The Only Difference between a Mugging and Financial Fraud is Scale

© Josh Sager – April 2012

During the last decade, the United States justice system has developed a bifurcated system of prosecuting criminals—criminals who commit small-scale, non-violent offenses are getting sent to jail for draconian sentences while white-collar criminals who commit systemic fraud are let free. The mass-incarceration of non-violent offenders—many of whom have stolen small sums of money or simply are in possession of small quantities of narcotics—has risen to untold heights in recent years; we currently have more people imprisoned than any other country than China (or potentially North Korea). At the same time that the United States is imprisoning people for small-scale crimes, our authorities have essentially ignored the widespread fraud and theft that has been perpetrated by bankers and wealthy businessmen.

The bifurcation in the American justice system is particularly stark in the face of the fact that it was the large-scale fraud of white-collar criminal which caused the economic collapse during 2008. Not one American banker has seen the inside of a jail cell for the 2008 crash, yet millions of Americans have been arrested and imprisoned for petty offenses that have no affect on society. In our current system, the only difference between a man who steals a car and a banker who defrauds a family out of their home is that the banker does not get arrested if they are caught.

“Kill a man, and you are an assassin. Kill millions of men, and you are a conqueror. Kill everyone, and you are a god.”

— Beilby Porteus –

Portus’s quote, when translated into our criminal justice system, describes the pattern behind the selective prosecutions of theft in recent years: As the crimes get more severe and the victims more plentiful, the crime itself is seen as less of a negative thing. When a poor kid steals from the register of a store, they are unambiguously considered a criminal and prosecuted to the fullest extent of the law. When a rich banker uses deceptive practices to increase their own salaries at the expense of innocent Americans, they are considered a successful professional.

Over the last few decades, harsher sentencing laws, mandatory minimum sentencing and the increased number of arrests for minor crimes has dramatically increased the number of people in jail. Recent studies have shown that approximately one in four (65 million) Americans has a criminal record, and it doesn’t appear that this number is going to decrease any time in the near future. Most of these Americans have been convicted of non-violent drug or petty offenses and are little danger to society.

 

Despite the well document and widespread patterns of economic fraud that caused the collapse of the US economy, no bankers have been arrested or even charged, for their crimes. It is not that we don’t know who committed these crimes or that there is no jurisdiction for prosecution, but simply that our government has been remise in its duties to uphold the laws of the land.

Not only did the United States government not prosecute those who were responsible for our economic collapse, but they have since given these criminals numerous gifts. The very people who crashed the United States economy have gotten trillions of dollars of taxpayer money in interest free loans and our legislators are now discussing giving these bankers a massive tax break on future income. To compound this injustice, many American legislators on the right wing have proposed reductions to the paltry financial regulations that we have in place now—this, in essence, is an attempt to change the law in order to make the frauds perpetrated on the American people by our financial system legal under the law.

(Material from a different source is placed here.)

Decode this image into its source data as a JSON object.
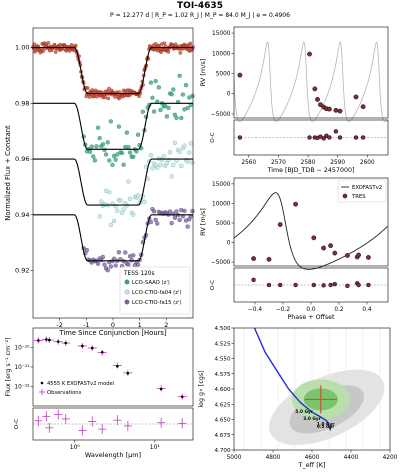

Can you imagine the police arresting a thief and, instead of charging them, giving them police funds as well as working with them to change the law to make theft legal? No—nobody can fathom why this would happen, unless the police were hopelessly corrupt. What makes the bankers’ theft any less worthy of prosecution than the simple thief’s, other than the fact that they did crimes of such monumental scale as to become untouchable?

“Steal a purse, and you are a thief. Steal a million dollars, and you are a con-artist. Steal trillions of dollars, and you are too big to fail.”